Bilim dünyasında büyük bir devrim yaratan uzay mekikleri, 1981 yılında NASA tarafından aktif olarak kullanılmaya başlanmış, uzay araştırmalarında yeni bir dönemin kapısını aralamıştır. Günümüzde bu sistemler geliştirilmiş roket teknolojileriyle yerini daha modern araçlara bıraksa da, uzay mekiklerinin yapısı ve çalışma prensibi uzay mühendisliğinin temellerini oluşturmaktadır.
UZAY MEKİĞİ NEDİR VE NE İŞE YARAR?
Uzay mekiği, astronotları, uyduları veya deneysel yükleri Dünya’nın yörüngesine taşımak amacıyla tasarlanmış bir yeniden kullanılabilir uzay aracıdır.

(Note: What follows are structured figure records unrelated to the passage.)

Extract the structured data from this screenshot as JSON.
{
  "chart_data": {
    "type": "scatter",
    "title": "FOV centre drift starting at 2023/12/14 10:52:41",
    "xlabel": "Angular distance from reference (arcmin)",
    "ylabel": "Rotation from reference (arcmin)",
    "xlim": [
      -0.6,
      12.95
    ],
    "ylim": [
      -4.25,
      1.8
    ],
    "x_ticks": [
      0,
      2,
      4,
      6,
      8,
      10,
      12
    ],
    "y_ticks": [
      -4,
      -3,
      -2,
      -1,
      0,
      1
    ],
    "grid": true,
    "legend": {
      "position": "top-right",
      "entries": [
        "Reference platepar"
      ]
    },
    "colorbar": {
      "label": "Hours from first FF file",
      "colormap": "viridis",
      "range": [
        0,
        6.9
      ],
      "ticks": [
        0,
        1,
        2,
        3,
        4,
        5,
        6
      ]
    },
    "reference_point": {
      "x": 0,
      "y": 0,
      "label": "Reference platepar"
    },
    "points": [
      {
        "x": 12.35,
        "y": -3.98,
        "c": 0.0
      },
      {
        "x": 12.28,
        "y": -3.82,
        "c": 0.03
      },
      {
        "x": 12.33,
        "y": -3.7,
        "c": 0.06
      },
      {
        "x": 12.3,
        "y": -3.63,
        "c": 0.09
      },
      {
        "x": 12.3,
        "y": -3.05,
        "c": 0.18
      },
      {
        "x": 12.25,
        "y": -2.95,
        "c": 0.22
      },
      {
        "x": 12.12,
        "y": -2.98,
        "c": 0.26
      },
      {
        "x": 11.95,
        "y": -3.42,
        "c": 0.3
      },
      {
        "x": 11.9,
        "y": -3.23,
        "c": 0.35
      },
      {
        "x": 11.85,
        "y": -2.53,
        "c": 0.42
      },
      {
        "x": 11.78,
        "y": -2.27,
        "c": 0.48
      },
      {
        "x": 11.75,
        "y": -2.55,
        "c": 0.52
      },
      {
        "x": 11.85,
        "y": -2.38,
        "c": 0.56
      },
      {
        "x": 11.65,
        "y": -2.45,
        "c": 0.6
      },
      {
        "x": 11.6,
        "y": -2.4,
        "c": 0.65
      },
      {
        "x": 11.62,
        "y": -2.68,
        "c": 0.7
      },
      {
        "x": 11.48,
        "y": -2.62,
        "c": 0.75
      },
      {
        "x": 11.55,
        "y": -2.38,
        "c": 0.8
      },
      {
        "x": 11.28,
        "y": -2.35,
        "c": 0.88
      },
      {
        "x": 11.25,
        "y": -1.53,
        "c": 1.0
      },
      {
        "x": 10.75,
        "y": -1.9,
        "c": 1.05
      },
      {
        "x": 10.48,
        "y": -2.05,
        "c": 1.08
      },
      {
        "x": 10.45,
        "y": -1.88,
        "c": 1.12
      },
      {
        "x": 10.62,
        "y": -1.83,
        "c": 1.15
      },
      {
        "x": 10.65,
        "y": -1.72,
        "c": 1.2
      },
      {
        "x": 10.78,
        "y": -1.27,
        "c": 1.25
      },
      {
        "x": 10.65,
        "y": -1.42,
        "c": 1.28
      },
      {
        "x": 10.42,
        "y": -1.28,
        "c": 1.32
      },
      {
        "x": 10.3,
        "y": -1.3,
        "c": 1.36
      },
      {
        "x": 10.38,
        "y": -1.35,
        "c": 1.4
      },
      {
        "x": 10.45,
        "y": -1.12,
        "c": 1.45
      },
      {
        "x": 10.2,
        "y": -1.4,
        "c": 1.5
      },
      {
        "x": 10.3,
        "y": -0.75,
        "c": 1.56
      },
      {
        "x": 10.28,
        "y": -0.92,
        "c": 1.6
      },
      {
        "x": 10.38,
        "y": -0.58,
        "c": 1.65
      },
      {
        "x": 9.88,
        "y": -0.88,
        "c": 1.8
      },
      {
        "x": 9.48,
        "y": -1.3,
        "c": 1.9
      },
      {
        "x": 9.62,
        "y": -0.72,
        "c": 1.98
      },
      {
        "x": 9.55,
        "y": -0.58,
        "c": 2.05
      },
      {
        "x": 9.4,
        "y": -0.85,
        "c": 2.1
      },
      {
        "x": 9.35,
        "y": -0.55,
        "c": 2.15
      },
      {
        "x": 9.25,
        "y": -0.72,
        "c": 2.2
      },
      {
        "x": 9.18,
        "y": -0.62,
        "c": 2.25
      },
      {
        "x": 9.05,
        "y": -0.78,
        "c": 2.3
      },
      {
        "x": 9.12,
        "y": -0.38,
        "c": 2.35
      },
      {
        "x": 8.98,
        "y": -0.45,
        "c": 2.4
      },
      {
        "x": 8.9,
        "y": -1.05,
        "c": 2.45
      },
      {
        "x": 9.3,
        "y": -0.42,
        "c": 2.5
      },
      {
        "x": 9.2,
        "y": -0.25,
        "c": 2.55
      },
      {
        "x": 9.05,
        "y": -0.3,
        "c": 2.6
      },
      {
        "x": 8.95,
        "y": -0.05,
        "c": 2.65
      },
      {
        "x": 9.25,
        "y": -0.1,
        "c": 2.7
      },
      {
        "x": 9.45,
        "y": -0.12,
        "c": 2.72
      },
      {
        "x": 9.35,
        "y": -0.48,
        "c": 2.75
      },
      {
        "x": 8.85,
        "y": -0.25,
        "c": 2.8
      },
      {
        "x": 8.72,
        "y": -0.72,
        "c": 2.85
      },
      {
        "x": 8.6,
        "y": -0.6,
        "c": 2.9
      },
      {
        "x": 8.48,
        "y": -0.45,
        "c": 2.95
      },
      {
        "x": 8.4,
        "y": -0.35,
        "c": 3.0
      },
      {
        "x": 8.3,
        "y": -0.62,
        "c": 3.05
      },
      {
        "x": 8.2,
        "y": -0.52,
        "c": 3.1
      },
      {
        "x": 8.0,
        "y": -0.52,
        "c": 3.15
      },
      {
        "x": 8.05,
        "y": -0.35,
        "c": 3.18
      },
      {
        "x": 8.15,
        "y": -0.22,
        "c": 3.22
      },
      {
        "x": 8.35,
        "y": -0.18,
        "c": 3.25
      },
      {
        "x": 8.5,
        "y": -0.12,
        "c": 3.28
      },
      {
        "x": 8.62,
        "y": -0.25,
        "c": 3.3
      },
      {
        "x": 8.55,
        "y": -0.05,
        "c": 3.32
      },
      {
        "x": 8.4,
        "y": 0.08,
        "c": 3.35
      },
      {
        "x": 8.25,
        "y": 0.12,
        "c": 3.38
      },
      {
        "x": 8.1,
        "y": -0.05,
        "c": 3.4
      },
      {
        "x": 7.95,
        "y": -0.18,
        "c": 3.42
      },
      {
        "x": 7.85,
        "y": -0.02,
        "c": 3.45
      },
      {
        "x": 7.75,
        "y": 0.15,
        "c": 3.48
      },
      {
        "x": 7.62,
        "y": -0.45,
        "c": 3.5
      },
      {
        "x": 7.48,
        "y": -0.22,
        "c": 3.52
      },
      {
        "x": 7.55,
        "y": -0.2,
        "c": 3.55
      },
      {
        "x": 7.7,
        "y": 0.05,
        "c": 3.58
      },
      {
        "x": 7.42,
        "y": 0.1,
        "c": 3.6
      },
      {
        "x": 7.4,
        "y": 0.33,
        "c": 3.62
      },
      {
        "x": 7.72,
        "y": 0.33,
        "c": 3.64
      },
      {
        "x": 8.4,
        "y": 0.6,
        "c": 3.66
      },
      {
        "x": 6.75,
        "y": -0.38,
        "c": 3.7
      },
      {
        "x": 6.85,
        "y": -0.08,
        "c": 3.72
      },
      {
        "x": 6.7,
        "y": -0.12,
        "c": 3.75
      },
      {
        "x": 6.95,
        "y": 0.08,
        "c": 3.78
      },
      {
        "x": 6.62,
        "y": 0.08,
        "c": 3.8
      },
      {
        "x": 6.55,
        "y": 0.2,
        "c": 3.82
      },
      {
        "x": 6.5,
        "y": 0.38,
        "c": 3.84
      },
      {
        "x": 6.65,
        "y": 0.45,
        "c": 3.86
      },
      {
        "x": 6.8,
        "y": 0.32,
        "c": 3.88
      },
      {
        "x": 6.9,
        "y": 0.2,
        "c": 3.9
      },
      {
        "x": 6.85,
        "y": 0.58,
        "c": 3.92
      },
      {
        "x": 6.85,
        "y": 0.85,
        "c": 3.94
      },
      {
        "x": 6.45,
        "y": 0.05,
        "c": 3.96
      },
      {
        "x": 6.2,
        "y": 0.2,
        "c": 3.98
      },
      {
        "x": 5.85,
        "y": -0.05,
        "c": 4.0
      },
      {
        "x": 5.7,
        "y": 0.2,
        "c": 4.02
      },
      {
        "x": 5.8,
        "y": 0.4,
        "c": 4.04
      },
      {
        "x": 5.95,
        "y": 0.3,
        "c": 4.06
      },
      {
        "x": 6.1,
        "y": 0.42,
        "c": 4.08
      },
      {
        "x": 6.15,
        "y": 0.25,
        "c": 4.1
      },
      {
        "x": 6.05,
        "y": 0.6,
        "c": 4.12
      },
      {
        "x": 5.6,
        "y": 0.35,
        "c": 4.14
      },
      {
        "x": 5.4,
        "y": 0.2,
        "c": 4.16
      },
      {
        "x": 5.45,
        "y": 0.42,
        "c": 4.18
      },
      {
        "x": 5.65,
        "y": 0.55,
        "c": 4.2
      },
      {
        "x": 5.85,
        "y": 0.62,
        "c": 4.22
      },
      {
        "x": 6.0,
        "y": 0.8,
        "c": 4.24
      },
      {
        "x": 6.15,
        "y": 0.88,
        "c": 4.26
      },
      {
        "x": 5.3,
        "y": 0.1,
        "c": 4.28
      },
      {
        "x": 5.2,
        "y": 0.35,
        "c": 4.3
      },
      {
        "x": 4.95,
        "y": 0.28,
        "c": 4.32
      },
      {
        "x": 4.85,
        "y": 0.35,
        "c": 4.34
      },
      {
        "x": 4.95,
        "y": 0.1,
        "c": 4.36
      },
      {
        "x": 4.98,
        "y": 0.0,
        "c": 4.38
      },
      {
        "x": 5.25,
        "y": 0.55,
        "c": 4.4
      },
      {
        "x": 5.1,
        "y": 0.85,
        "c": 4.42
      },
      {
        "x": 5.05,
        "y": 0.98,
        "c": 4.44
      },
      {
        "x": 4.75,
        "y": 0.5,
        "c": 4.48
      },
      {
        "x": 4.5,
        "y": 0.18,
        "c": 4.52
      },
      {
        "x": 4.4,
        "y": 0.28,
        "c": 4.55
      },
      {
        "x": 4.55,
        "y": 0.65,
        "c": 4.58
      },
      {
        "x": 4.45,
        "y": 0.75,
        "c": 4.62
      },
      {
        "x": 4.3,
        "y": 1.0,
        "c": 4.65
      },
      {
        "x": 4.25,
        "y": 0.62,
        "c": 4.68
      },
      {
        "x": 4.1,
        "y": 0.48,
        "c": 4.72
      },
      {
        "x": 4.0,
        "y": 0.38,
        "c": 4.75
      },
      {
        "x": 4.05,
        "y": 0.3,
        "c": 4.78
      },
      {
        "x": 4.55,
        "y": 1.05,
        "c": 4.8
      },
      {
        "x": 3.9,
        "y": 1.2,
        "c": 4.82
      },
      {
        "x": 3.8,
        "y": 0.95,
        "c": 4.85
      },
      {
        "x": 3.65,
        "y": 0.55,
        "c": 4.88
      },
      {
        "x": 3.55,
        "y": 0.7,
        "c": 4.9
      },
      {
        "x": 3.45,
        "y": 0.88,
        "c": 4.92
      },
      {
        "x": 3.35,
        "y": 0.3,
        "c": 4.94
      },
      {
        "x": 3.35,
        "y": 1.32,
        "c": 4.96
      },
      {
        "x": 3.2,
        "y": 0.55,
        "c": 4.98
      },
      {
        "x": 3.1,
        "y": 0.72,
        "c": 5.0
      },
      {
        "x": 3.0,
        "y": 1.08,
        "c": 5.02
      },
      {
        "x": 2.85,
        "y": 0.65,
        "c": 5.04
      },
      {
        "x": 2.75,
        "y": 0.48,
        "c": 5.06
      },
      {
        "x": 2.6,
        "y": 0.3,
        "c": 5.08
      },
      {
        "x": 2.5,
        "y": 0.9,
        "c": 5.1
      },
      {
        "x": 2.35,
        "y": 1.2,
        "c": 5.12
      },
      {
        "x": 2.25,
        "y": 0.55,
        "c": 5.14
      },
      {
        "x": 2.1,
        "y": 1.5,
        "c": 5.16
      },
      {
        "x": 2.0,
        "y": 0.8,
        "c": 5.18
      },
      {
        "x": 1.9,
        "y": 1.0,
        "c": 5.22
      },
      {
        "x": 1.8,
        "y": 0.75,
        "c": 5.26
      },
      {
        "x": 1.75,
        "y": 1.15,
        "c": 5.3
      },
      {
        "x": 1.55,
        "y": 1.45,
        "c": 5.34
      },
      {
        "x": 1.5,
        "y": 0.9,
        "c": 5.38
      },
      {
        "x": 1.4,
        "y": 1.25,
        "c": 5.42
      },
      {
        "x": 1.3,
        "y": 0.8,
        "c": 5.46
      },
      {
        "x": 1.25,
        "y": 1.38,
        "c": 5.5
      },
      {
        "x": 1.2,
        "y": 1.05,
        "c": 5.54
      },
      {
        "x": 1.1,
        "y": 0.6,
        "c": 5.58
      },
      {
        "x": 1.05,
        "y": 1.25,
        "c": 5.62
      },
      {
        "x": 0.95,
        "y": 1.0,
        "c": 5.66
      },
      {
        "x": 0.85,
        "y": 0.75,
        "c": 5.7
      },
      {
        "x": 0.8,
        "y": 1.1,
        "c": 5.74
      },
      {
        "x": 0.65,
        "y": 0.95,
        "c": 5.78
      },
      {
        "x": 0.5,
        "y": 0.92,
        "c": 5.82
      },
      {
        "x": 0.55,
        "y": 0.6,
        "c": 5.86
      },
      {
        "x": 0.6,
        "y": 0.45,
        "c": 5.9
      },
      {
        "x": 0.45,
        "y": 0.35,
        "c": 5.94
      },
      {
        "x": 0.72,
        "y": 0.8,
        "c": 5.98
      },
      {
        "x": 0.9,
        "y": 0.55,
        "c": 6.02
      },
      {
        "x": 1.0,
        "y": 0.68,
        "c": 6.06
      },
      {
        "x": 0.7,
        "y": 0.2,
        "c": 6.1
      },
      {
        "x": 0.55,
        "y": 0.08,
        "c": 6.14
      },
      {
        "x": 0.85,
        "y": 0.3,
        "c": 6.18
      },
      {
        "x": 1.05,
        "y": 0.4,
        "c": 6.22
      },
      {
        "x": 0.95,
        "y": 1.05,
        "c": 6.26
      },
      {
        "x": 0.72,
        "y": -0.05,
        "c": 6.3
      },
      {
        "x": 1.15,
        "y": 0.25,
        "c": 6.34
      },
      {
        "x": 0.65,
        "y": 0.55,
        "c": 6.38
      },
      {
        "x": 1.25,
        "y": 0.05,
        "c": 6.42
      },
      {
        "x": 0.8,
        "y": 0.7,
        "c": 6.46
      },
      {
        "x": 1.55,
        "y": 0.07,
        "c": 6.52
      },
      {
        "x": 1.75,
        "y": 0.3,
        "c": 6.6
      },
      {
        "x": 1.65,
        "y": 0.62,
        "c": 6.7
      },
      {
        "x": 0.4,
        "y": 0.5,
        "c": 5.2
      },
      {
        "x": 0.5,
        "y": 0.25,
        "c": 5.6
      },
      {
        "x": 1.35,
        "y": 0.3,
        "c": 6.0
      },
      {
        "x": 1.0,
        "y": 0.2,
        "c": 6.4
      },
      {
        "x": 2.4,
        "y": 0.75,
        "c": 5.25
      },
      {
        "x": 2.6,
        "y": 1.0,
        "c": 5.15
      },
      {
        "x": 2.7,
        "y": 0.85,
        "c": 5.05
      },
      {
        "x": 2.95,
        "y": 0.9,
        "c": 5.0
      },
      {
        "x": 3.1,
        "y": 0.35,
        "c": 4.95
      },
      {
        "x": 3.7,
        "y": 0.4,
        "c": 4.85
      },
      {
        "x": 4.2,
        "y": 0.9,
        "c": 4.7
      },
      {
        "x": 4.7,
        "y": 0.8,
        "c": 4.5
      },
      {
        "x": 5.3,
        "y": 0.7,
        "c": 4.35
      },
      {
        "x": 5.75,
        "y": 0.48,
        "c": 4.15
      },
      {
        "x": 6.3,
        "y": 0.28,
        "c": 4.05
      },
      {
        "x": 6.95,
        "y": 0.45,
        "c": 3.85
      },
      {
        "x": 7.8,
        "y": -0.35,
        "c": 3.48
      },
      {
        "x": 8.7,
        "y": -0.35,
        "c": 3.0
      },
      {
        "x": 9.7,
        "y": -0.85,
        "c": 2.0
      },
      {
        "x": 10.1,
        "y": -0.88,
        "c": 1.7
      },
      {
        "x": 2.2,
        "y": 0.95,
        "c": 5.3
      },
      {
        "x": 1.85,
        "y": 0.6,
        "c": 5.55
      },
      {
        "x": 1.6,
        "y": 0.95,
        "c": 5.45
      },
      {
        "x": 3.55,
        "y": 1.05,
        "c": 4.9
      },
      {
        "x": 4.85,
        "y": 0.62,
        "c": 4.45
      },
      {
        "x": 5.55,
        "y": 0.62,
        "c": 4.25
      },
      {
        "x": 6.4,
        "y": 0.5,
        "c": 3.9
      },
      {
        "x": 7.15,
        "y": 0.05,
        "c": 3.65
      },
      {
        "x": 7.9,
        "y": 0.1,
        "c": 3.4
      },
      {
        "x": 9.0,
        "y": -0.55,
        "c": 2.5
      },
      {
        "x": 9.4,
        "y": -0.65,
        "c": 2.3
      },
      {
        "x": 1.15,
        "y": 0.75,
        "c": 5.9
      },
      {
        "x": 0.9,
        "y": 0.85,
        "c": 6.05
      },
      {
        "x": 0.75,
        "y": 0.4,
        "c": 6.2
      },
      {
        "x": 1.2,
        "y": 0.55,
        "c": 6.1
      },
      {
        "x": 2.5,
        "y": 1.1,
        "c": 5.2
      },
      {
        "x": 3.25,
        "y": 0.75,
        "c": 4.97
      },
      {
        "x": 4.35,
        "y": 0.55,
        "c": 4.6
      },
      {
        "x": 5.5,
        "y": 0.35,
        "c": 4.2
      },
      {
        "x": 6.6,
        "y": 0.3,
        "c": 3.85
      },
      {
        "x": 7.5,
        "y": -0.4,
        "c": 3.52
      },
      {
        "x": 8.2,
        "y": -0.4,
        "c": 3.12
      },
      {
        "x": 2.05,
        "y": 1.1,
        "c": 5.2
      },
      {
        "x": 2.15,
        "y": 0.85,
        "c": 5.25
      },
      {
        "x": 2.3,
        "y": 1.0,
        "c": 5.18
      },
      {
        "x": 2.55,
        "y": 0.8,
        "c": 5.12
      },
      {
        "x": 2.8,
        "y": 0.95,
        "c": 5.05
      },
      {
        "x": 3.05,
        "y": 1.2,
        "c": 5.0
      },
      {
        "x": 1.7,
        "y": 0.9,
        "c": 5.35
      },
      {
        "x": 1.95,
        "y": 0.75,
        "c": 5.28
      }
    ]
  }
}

Geleneksel roketlerden farklı olarak, uzay mekiği kalkıştan sonra görevini tamamlayıp tekrar Dünya’ya dönebilir ve bir sonraki uçuş için yeniden hazırlanabilir. Bu özelliği, maliyeti düşürmüş ve uzay görevlerinin sürdürülebilir hale gelmesini sağlamıştır.
UZAY MEKİĞİ NASIL ÇALIŞIR?
Bir uzay mekiği üç ana bölümden oluşur: yakıt tankı, katı roket güçlendiriciler ve yörünge aracı (orbiter). Kalkış sırasında roket motorları ve güçlendiriciler mekiği saniyeler içinde ses hızının kat kat üzerine çıkarır. Atmosfer dışına çıkıldığında roketler ayrılır, yörünge aracı ise görevini tamamlamak için serbest hareket eder. Görev sonunda aerodinamik yapısı sayesinde bir uçak gibi atmosfere girerek piste iniş yapar.
UZAY MEKİĞİNİN HIZI VE ÖZELLİKLERİ
Uzay mekikleri saatte 28.000 kilometreye kadar ulaşabilen hızlarıyla Dünya etrafında birkaç dakikada bir tam tur atabilir. Ortalama 37 metre uzunluğundaki bu araçlar, yaklaşık 100 tonluk bir ağırlığa sahipti. İçerisinde hem mürettebat kabini hem de yük bölümü bulunur. En bilinen modeller arasında Columbia, Discovery, Atlantis, Endeavour ve Challenger yer almaktadır.